Tania mengerenyitkan keningnya, merasa tidak suka pada ucapan Renata yang seperti menuntut sesuatu darinya.
"Kenapa kamu jadi seperti perhitungan seperti ini? apa yang bisa aku kasih ke kamu? semuanya kan udah kamu miliki."
Renata tertawa renyah. "Kenapa kamu bawa serius? aku kan hanya bercanda. Lagian kan emang udah terbiasa, aku yang selalu ngasih sesuatu ke kamu," Renata menyelipkan sebuah sindiran di dalam ucapannya.
"Kamu nyindir aku ya?" emosi Tania mulai terpancing.
"Siapa yang lagi nyindir sih, Tan? kamu kok baperan begini ya? kan yang aku bilang itu kenyataan,"
"Iya, benar, tapi nggak usah pakai diomongin kali," terlihat jelas kalau Tania sekarang tengah sangat kesal.
"Iya, maaf!" ucap Renata, berusaha mengalah karena menurutnya belum saatnya dia menunjukkan pembalasanya.
"Udah ah,aku kesal sama kamu!" Tania berbalik dan melangkah pergi meninggalkan Renata.
"Tania, kenapa aku ditinggal?maaf!" teriak Renata yang masih tetap berdiri di tempatnya dan tidak ada niat untuk mengejar sahabat bermuka dua itu.
Ketika dirinya berbalik hendak pergi, berlawanan arah dengan Tania, gadis itu kaget dengan melihat sosok Roby yang ternyata sudah berdiri di belakangnya.

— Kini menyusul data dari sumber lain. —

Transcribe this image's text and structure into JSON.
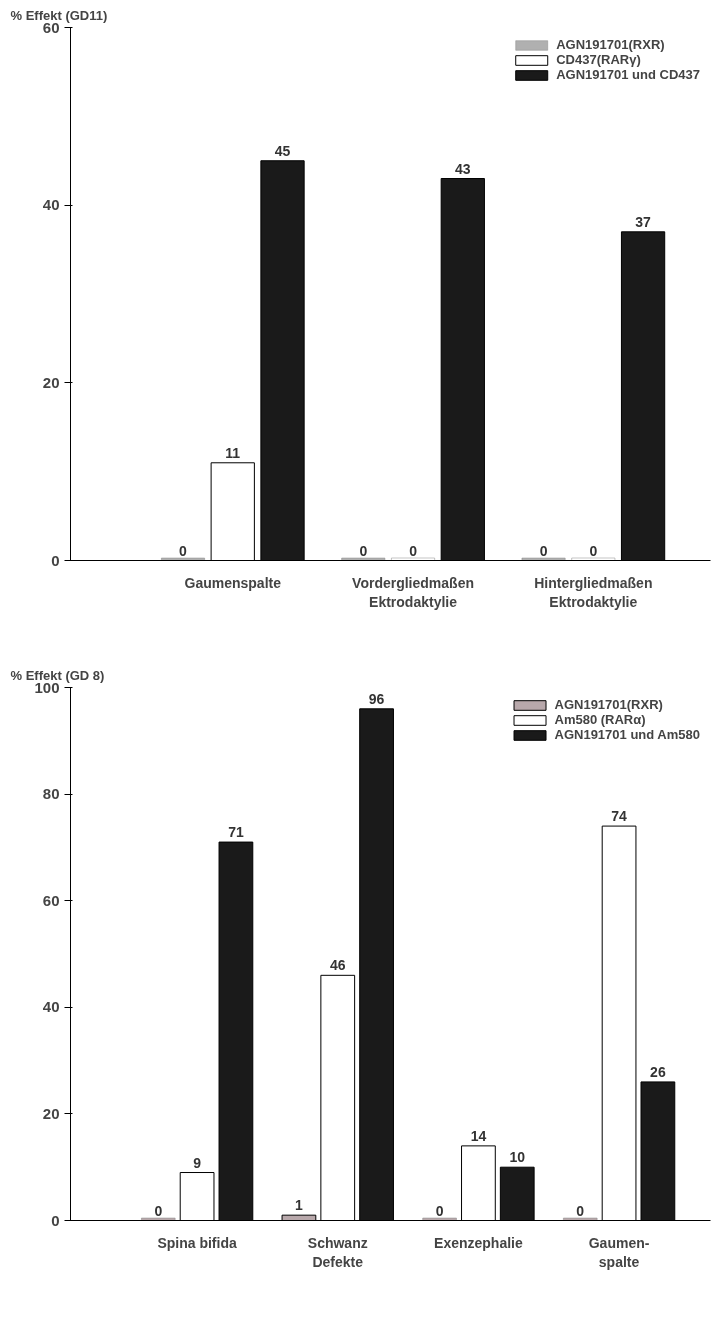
{
  "chart_data": [
    {
      "type": "bar",
      "ylabel": "% Effekt (GD11)",
      "categories": [
        "Gaumenspalte",
        "Vordergliedmaßen\nEktrodaktylie",
        "Hintergliedmaßen\nEktrodaktylie"
      ],
      "series": [
        {
          "name": "AGN191701(RXR)",
          "color": "#b0b0b0",
          "values": [
            0,
            0,
            0
          ],
          "value_labels": [
            "0",
            "0",
            "0"
          ]
        },
        {
          "name": "CD437(RARγ)",
          "color": "#ffffff",
          "values": [
            11,
            0,
            0
          ],
          "value_labels": [
            "11",
            "0",
            "0"
          ]
        },
        {
          "name": "AGN191701 und CD437",
          "color": "#1a1a1a",
          "values": [
            45,
            43,
            37
          ],
          "value_labels": [
            "45",
            "43",
            "37"
          ]
        }
      ],
      "ylim": [
        0,
        60
      ],
      "yticks": [
        0,
        20,
        40,
        60
      ],
      "legend": "top right",
      "grid": false
    },
    {
      "type": "bar",
      "ylabel": "% Effekt (GD 8)",
      "categories": [
        "Spina bifida",
        "Schwanz\nDefekte",
        "Exenzephalie",
        "Gaumen-\nspalte"
      ],
      "series": [
        {
          "name": "AGN191701(RXR)",
          "color": "#b8a8ab",
          "values": [
            0,
            1,
            0,
            0
          ],
          "value_labels": [
            "0",
            "1",
            "0",
            "0"
          ]
        },
        {
          "name": "Am580 (RARα)",
          "color": "#ffffff",
          "values": [
            9,
            46,
            14,
            74
          ],
          "value_labels": [
            "9",
            "46",
            "14",
            "74"
          ]
        },
        {
          "name": "AGN191701 und Am580",
          "color": "#1a1a1a",
          "values": [
            71,
            96,
            10,
            26
          ],
          "value_labels": [
            "71",
            "96",
            "10",
            "26"
          ]
        }
      ],
      "ylim": [
        0,
        100
      ],
      "yticks": [
        0,
        20,
        40,
        60,
        80,
        100
      ],
      "legend": "top right",
      "grid": false
    }
  ]
}
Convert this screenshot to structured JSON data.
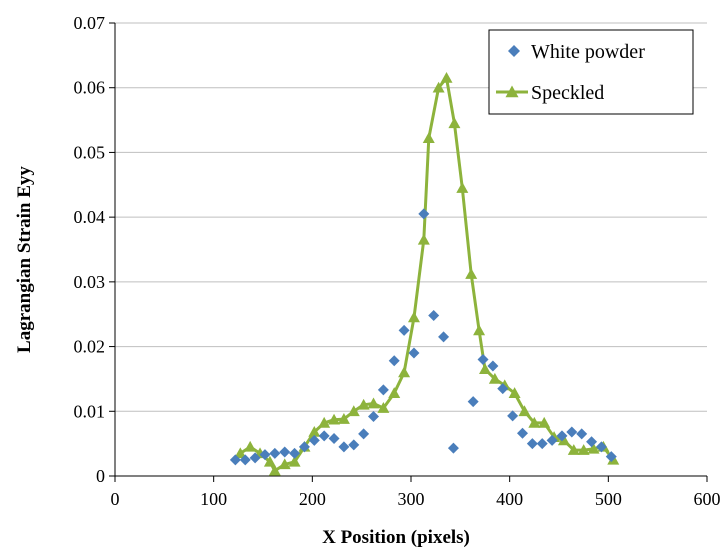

"Lho, Beb, sejak kapan kamu berdiri di belakangku?" Renata memasang senyum termanisnya, walaupun sebenarnya senyumnya itu palsu.
"Belum lama. Baru aja kok. Kenapa dengan Tania? kamu berantem ya dengan dia?" tanya Roby sembari menatap ke arah perginya Tania.
"Nggak kok. Dia hanya lagi sensitif aja. Mungkin dia lagi datang bulan makanya bisa begitu," sahut Renata santai.
"Emangnya kamu bilang apa padanya? apa kamu melontarkan kata-kata yang membuatnya tersinggung?"
"Nggak ada sama sekali. Aku hanya bilang kenyataan kalau selama ini aku selalu membantunya dan memberikan sesuatu padanya, dan dia tidak pernah sama sekali. Itu aja kok,"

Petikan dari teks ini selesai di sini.